Fame and fortune aside, Renaldo Nehemiah has faced challenges in life.
Nehemiah was born partially deaf in his right ear. At age 14, he lost his mother to breast cancer. When he was 34, he learned he had been adopted.
It’s his faith in God that got him through the tough times, Nehemiah told inmates Thursday in Alexandria at the William G. Truesdale Adult Detention Center.
“I could choose to feel sorry for myself, or I could use to be inspired,” he said. “ … God loves unconditionally, and I learned that very early.”
Nehemiah, a 1984 Super Bowl champion and track and field phenomenon, spoke at the jail as part of a speaker series for adults involved in programs such as education, sober living or English language classes. About 100 men and women attended Thursday’s event.
While attending University of Maryland, Nehemiah broke 13 world records and was the first man to run the high hurdles in less than 13 seconds. He was a wide receiver for the San Francisco 49ers from 1982 to 1985 and was inducted into the National Track & Field Hall of Fame in 1999.
Today, he manages and markets athletes. He came to the jail Thursday after speaking with Tony Briggs, the detention center’s mental health team supervisor, whom he attends church with in Chantilly.
Nehemiah told inmates that, like them, he’s done things he’s not proud of. But God is a forgiving God, he said, which allows him to forgive himself. And that’s what gets him through.
“For every action there is a reaction, and so, it’s important that, like I said before, you’re going to stumble,” he said. “You have stumbled. There are in things in my past that I’m embarrassed about, whether it’s personal or relationship-wise. But I also learned that I had to give myself a break.”
After hearing Nehemiah speak, inmate Jakia Carroll said she wanted to working in the community with children after she was released.

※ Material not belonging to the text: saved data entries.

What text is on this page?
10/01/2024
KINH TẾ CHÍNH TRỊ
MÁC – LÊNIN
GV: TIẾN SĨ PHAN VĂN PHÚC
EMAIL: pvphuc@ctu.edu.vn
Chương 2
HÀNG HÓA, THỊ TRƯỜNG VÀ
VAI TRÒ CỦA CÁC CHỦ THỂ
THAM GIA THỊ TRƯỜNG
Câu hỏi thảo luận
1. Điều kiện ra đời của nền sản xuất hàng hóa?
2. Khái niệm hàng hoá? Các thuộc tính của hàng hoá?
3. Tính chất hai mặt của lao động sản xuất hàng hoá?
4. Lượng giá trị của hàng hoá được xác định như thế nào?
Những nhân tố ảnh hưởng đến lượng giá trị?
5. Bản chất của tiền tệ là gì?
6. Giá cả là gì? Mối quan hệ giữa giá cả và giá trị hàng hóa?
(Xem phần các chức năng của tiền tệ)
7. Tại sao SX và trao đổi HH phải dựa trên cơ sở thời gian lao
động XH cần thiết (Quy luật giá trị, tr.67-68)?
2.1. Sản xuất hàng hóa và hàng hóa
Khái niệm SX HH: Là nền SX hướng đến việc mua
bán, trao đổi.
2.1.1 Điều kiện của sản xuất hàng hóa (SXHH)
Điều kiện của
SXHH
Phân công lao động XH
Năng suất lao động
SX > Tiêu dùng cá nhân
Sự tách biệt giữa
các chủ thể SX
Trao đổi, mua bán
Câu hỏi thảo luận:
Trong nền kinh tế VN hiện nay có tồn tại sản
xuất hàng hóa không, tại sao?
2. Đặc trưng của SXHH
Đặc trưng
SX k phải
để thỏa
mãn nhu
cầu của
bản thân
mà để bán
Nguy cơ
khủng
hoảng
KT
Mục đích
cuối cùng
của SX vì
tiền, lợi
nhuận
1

“Maybe that I can actually meet up with someone in the community who does the same thing so I can help other youth, not just about sports and things like that, but help kids to go the right way, and promote their education, which is really important,” Carroll said. “A lot of kids miss that when they’re into sports. I hope that they get the ability to know that, to see someone that has accomplished a lot of things and realize that their education is important.”

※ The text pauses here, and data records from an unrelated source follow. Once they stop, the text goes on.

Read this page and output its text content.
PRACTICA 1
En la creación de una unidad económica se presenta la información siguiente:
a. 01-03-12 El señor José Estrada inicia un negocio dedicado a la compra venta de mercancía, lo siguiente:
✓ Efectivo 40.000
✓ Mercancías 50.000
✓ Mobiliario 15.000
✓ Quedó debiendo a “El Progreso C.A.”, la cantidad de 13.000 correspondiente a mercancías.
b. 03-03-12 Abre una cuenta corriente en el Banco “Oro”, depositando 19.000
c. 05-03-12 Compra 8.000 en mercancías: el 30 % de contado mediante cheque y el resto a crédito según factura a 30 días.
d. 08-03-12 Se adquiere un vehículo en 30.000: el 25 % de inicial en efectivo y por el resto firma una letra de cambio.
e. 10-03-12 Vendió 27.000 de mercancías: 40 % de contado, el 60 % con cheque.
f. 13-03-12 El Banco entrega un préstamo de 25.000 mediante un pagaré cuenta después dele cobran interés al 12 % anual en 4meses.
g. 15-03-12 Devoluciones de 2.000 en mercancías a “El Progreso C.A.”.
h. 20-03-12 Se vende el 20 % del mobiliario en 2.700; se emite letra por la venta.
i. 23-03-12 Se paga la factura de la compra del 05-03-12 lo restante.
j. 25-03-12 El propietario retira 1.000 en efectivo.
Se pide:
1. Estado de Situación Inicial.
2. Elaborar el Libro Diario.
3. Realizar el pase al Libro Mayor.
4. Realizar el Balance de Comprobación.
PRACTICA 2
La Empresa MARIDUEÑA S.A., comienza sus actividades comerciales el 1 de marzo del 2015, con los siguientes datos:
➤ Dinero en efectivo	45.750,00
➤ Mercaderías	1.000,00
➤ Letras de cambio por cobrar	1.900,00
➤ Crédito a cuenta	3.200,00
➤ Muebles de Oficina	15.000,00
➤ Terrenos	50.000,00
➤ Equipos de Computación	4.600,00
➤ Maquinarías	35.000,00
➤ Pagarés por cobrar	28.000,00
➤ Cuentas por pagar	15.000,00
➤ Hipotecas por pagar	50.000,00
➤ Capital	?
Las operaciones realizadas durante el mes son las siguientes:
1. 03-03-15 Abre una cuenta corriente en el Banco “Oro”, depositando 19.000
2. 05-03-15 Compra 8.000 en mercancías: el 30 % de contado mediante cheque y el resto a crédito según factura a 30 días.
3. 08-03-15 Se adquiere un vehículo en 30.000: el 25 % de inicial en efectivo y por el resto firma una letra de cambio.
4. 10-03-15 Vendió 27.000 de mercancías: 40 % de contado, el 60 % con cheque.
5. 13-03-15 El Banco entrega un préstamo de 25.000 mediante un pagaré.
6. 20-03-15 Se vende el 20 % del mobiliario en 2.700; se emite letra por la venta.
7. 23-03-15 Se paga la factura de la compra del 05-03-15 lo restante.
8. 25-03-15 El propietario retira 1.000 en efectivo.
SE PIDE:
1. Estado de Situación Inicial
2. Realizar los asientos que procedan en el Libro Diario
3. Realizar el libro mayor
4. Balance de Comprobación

Inmate Jamar Dabney said the Nehemiah’s talk reminded him to stay with positive people “who have faith in you and believe in you.” “I’m going to prioritize it,” he said. “I’m going to believe in myself.”

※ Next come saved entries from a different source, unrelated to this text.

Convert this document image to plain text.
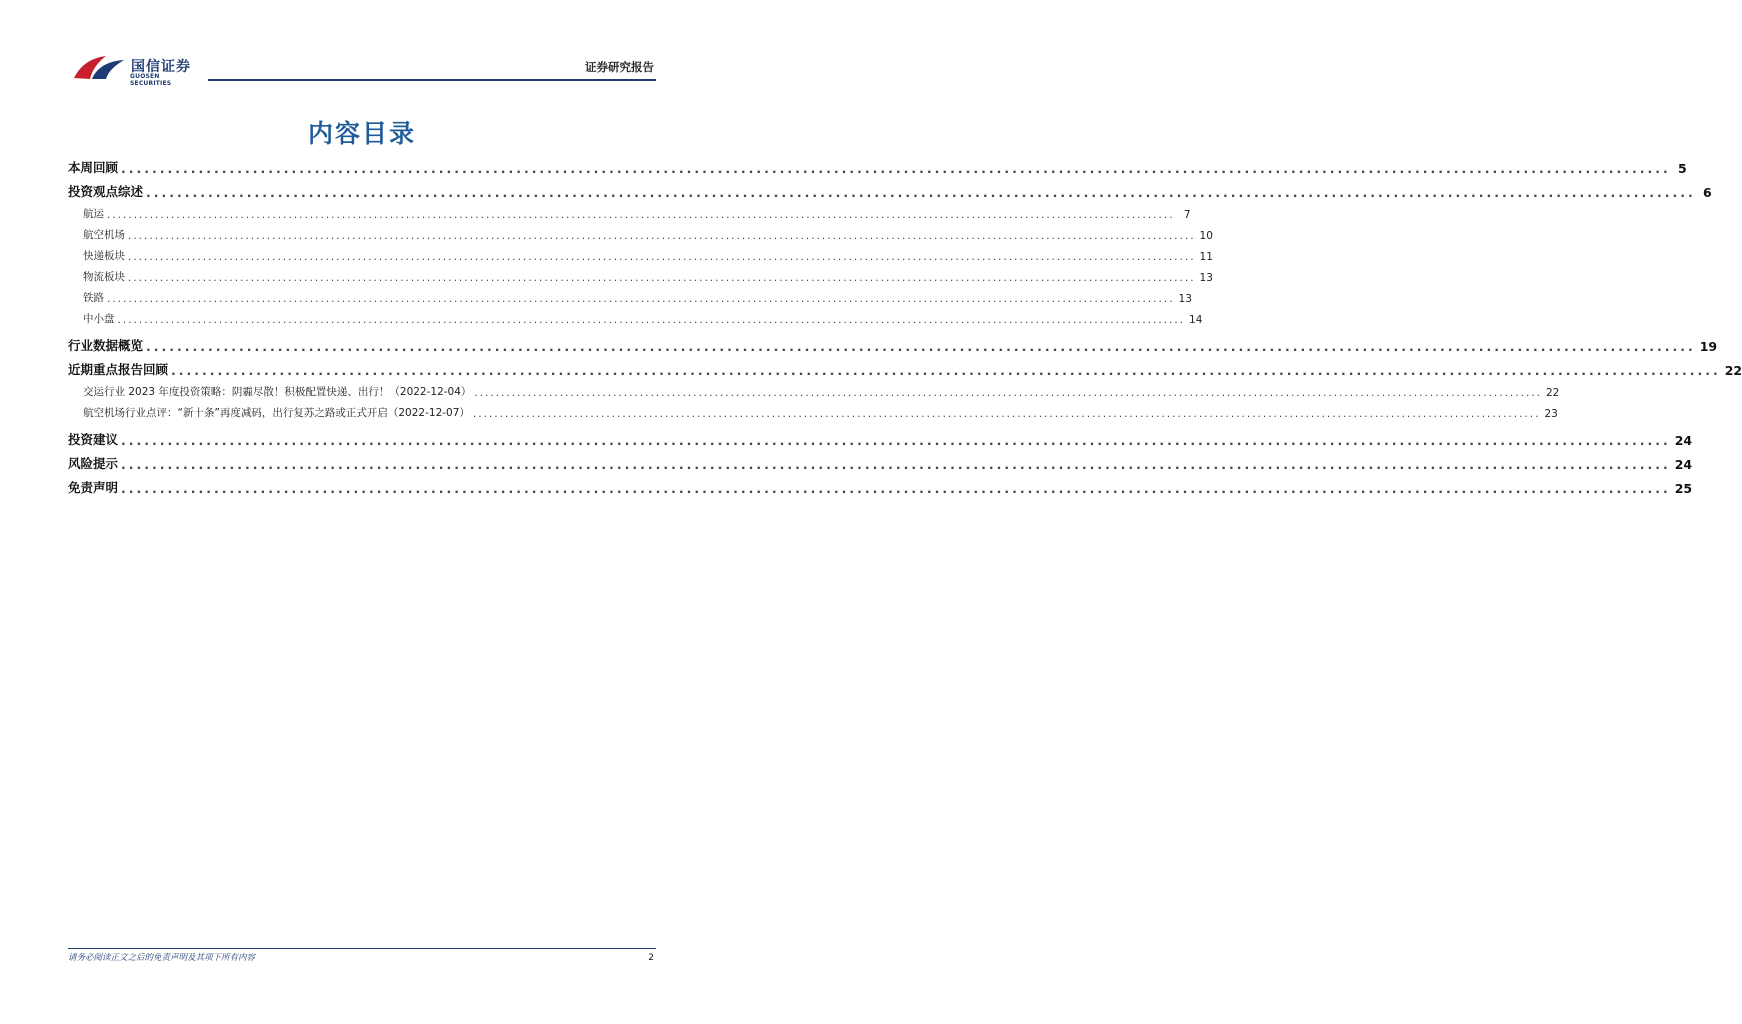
国信证券
GUOSEN SECURITIES
证券研究报告
内容目录
本周回顾 ........................................................................................................................................................................................................ 5
投资观点综述 ........................................................................................................................................................................................................ 6
航运 ........................................................................................................................................................................................................ 7
航空机场 ........................................................................................................................................................................................................ 10
快递板块 ........................................................................................................................................................................................................ 11
物流板块 ........................................................................................................................................................................................................ 13
铁路 ........................................................................................................................................................................................................ 13
中小盘 ........................................................................................................................................................................................................ 14
行业数据概览 ........................................................................................................................................................................................................ 19
近期重点报告回顾 ........................................................................................................................................................................................................ 22
交运行业 2023 年度投资策略：阴霾尽散！积极配置快递、出行！（2022-12-04） ........................................................................................................................................................................................................ 22
航空机场行业点评：“新十条”再度减码，出行复苏之路或正式开启（2022-12-07） ........................................................................................................................................................................................................ 23
投资建议 ........................................................................................................................................................................................................ 24
风险提示 ........................................................................................................................................................................................................ 24
免责声明 ........................................................................................................................................................................................................ 25
请务必阅读正文之后的免责声明及其项下所有内容	2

Alexandria Sheriff Dana Lawhorne, who oversees the jail, said bringing in speakers helps inmates remember that people on the outside care about them.
“It also reminds them that there’s more going on in the world than what’s going on in their little world today,” Lawhorne said. “So, it’s important to always remind them of how important it is to know that people actually do care and they’re willing to take the time out of their busy schedules to come and speak to them. It gives them a little hope, a little faith in mankind.”